Hi Lela – Thank you for the sweet note and for all the practical advice! I so appreciate it. We love “Quick as a Cricket” in our house!
xx
Your sister is a wise woman! I would also add to try to remember this is just a season. In a few months (maybe even a few weeks?) things will settle and new routines/places/people will begin to feel familiar. Praying for your peace in this season, Jen! Btw, LOVE the family picture!
xo H
She really is wise :). Thanks for the encouragement, prayers, and reminder that this is a season 🙂
xxx
Lovely picture of your family! Beautiful smiles. A couple of my favorite finds are wooden Montessori-inspired color coded crayon and color pencil organizers. My kids enjoy sorting their coloring supplies during clean up. We need an art paper storage solution. The white trays would be perfect.
Thank you so much :). I love the sound of the color coded crayon/pencil organizers! Mini would definitely get into that. We are a family of neatniks…
xx
What a sweet family photo! I hope you have a chance to frame and display some from the session in your new home 🙂
I also love the idea of making a scrapbook of mini’s New York City memories – sounds so special for her and for you both to work on together. I hope it helps her process this big change in her life! I think it would also be sentimental and fun for her to look back on as she gets older too.

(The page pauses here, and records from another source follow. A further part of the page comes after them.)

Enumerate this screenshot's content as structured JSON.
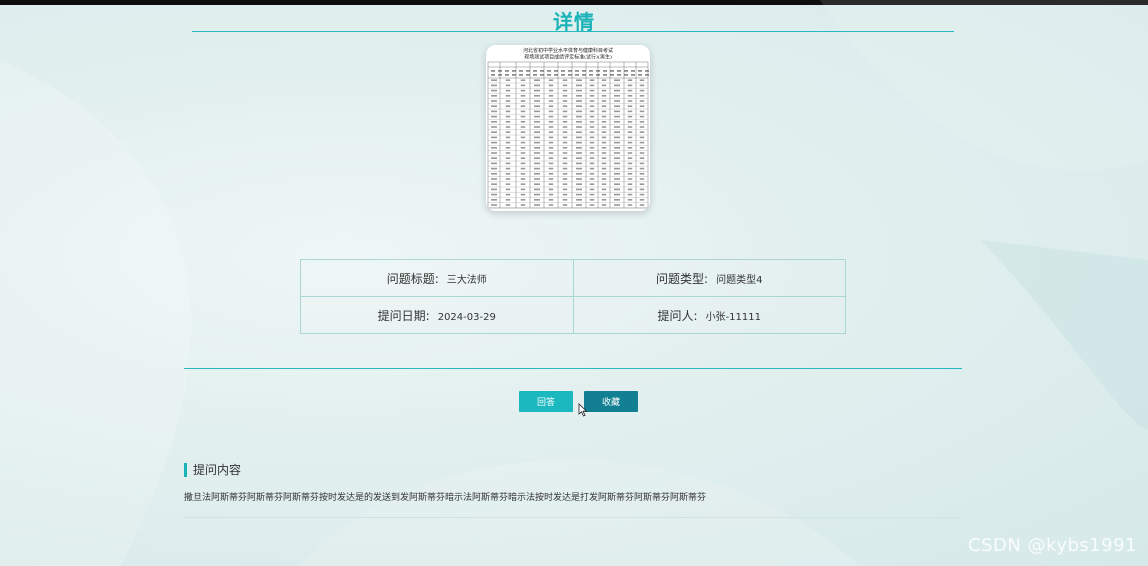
{
  "page": {
    "title": "详情"
  },
  "document_image": {
    "caption_line1": "河北省初中学业水平体育与健康科目考试",
    "caption_line2": "现场测试项目成绩评定标准(试行)(男生)"
  },
  "info": {
    "question_title_label": "问题标题:",
    "question_title_value": "三大法师",
    "question_type_label": "问题类型:",
    "question_type_value": "问题类型4",
    "question_date_label": "提问日期:",
    "question_date_value": "2024-03-29",
    "questioner_label": "提问人:",
    "questioner_value": "小张-11111"
  },
  "actions": {
    "answer_label": "回答",
    "favorite_label": "收藏"
  },
  "content": {
    "section_title": "提问内容",
    "text": "撒旦法阿斯蒂芬阿斯蒂芬阿斯蒂芬按时发达是的发送到发阿斯蒂芬暗示法阿斯蒂芬暗示法按时发达是打发阿斯蒂芬阿斯蒂芬阿斯蒂芬"
  },
  "watermark": "CSDN @kybs1991",
  "colors": {
    "accent": "#1ab3b8",
    "answer_button": "#1bb8c0",
    "favorite_button": "#127f93",
    "table_border": "#a9d7d4"
  }
}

Thank you so much! I treasure these photos so much. I am definitely going to print a bunch to update some frames and give to my parents and parents in law. I just know I will always love having these as a memento of our time in NYC 🙂
xx
I need to put your sister’s words on a post-it! Such a helpful reframe to be reminded that we can do our best to equip our children to solve their problems but we can’t fix everything for them. Important to remember as kids get older and problems more complex. I think moving might be the most stressful and difficult positive-leaning event in life. Even when it’s the right thing for all the right reasons, it’s still not easy.
Also, I’d love to know how you manage a two-year-old and accessible art supplies! My 9- and 7-year-old have had their cute cart stripped bare and everything stuffed into drawers elsewhere because their 2-year-old sister (aptly nicknamed “Wrecking Ball” by her siblings) cannot resist the temptation! Ultra-clean Washable markers live up to their name, thank heavens.
Ha! I so hear you. Hill is very…adventurous. I will probably stow the art cart in my daughter’s walk-in closet when not in use, though I do always keep crayons out and available to him and they’ve accordingly lost their appeal so maybe the same will hold true (repeated exposure = not interesting?)
I agree on my sister’s words. I’ve said it to myself so many times already!!